Biography | Publications

Dr. Hoogs joined Kitware in August 2007 and formed a computer vision group that now has 12 members, most with Ph.D.’s. Over the past 17 years, he has supervised and performed research in various areas of computer vision including: event, activity and behavior recognition; motion pattern learning and anomaly detection; tracking; visual semantics; learning, image segmentation; object recognition; and content-based retrieval. He has led research projects, sponsored by DARPA, AFRL, CIA, NGA and corporate funds, that developed advanced prototypes and demonstrations installed at operational facilities.

At Kitware, Dr. Hoogs has initiated and led multiple contracts in video analysis, including Video and Imagery Retrieval and Analysis Toolkit (DARPA), Predictive Analysis for Naval Deployment Activities (DARPA), Complex Activity Recognition in Video (DARPA) and various SBIR efforts in wide-area video. At GE Global Research (1998-2007), Dr. Hoogs led a team of researchers in video and imagery analysis on projects sponsored by the US Government, Lockheed Martin and NBC Universal. His government-sponsored projects there included Video Analysis and Content Extraction (I-ARPA) and Dynamic Database (DARPA).

Dr. Hoogs received a Ph.D. in Computer and Information Science from the University of Pennsylvania in 1998; an M.S. from the University of Illinois at Urbana-Champaign in 1991; and a B.A. magna cum laude from Amherst College in 1989. He has published more than 60 papers in computer vision, pattern recognition, artificial intelligence and remote sensing. In 2009 he was an Area Chair and the Corporate Relations Chair for the IEEE Conference on Computer Vision and Pattern Recognition, as well as a Program Co-Chair for the IEEE Workshop on Applications in Computer Vision.

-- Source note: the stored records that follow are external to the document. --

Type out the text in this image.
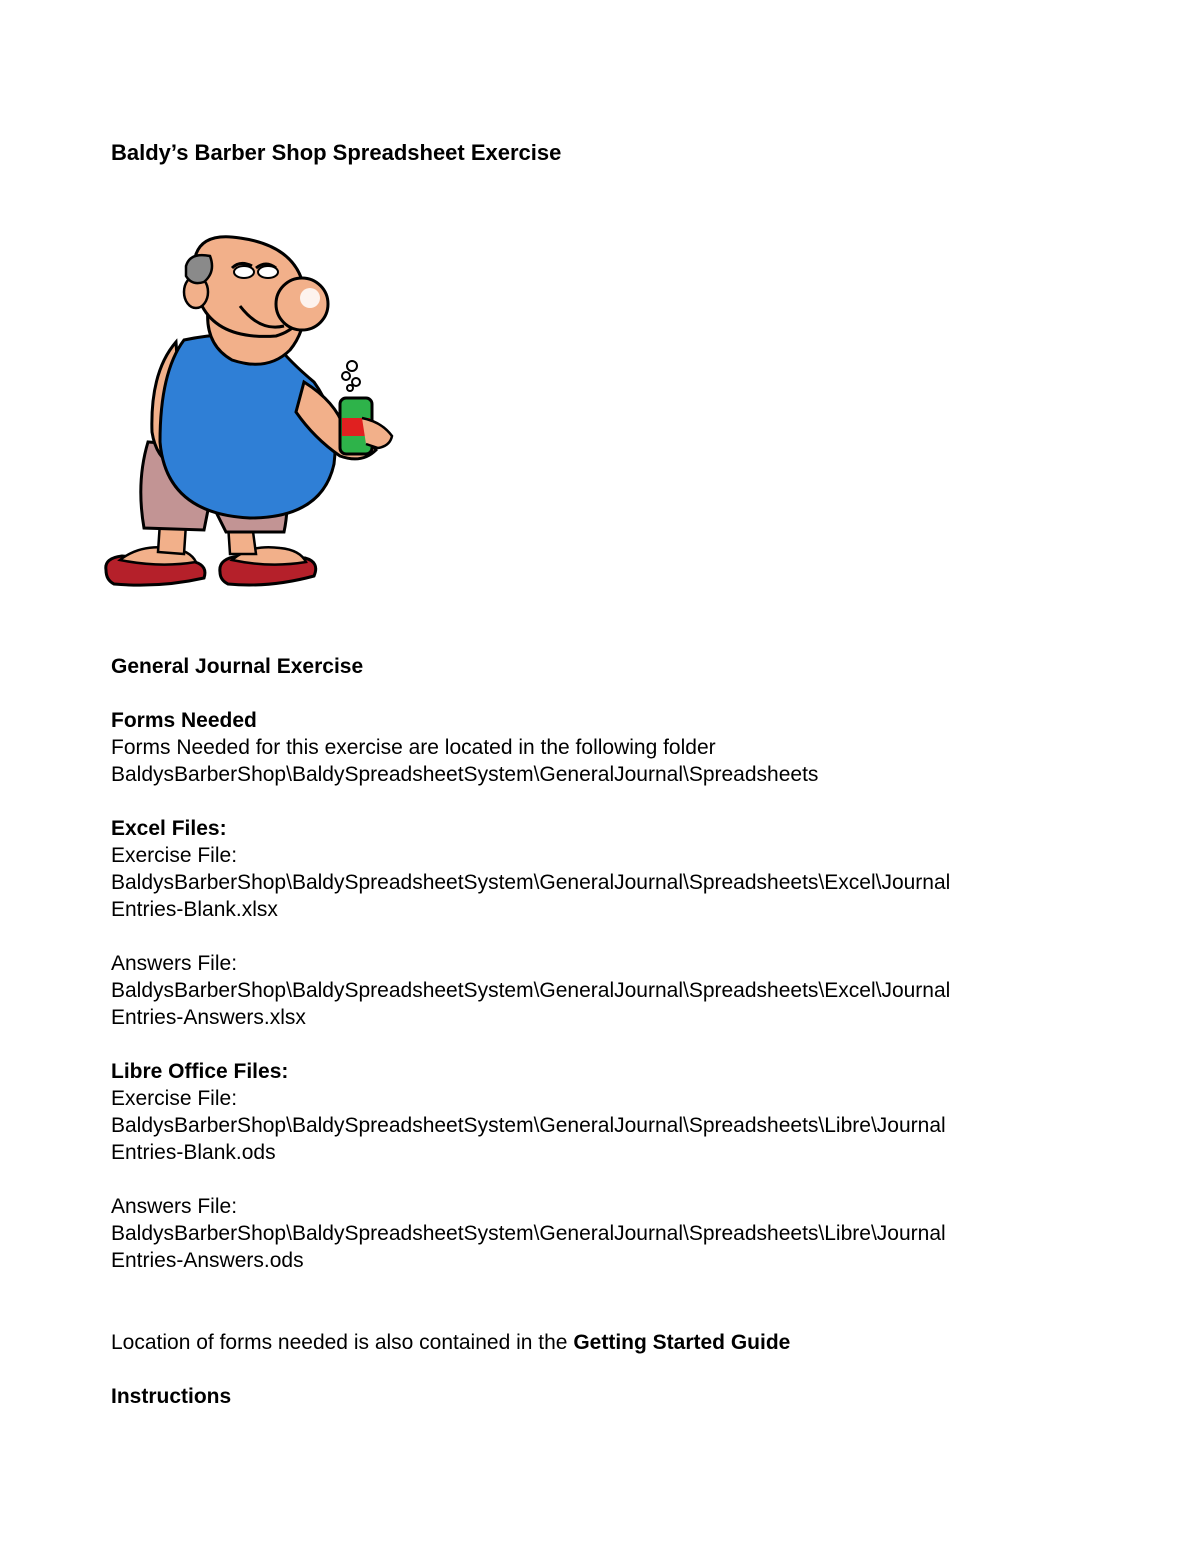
Baldy’s Barber Shop Spreadsheet Exercise
General Journal Exercise
Forms Needed
Forms Needed for this exercise are located in the following folder
BaldysBarberShop\BaldySpreadsheetSystem\GeneralJournal\Spreadsheets
Excel Files:
Exercise File:
BaldysBarberShop\BaldySpreadsheetSystem\GeneralJournal\Spreadsheets\Excel\Journal
Entries-Blank.xlsx
Answers File:
BaldysBarberShop\BaldySpreadsheetSystem\GeneralJournal\Spreadsheets\Excel\Journal
Entries-Answers.xlsx
Libre Office Files:
Exercise File:
BaldysBarberShop\BaldySpreadsheetSystem\GeneralJournal\Spreadsheets\Libre\Journal
Entries-Blank.ods
Answers File:
BaldysBarberShop\BaldySpreadsheetSystem\GeneralJournal\Spreadsheets\Libre\Journal
Entries-Answers.ods
Location of forms needed is also contained in the Getting Started Guide
Instructions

In 2004, he organized and co-chaired the IEEE Workshop on Perceptual Organization in Computer Vision, and in 2005 he organized and co-chaired the IEEE International Workshop on Semantic Knowledge in Computer Vision. He has served on technical panels for NSF and DARPA, including DARPA Information Science and Technology (ISAT) panels in 2007 and 2009. He regularly serves on program committees for the primary computer vision conferences (ICCV, CVPR, ECCV) and is a reviewer for premier journals in computer vision and artificial intelligence (PAMI, IJCV, CVIU, MVA, TIP, TMM, AIJ).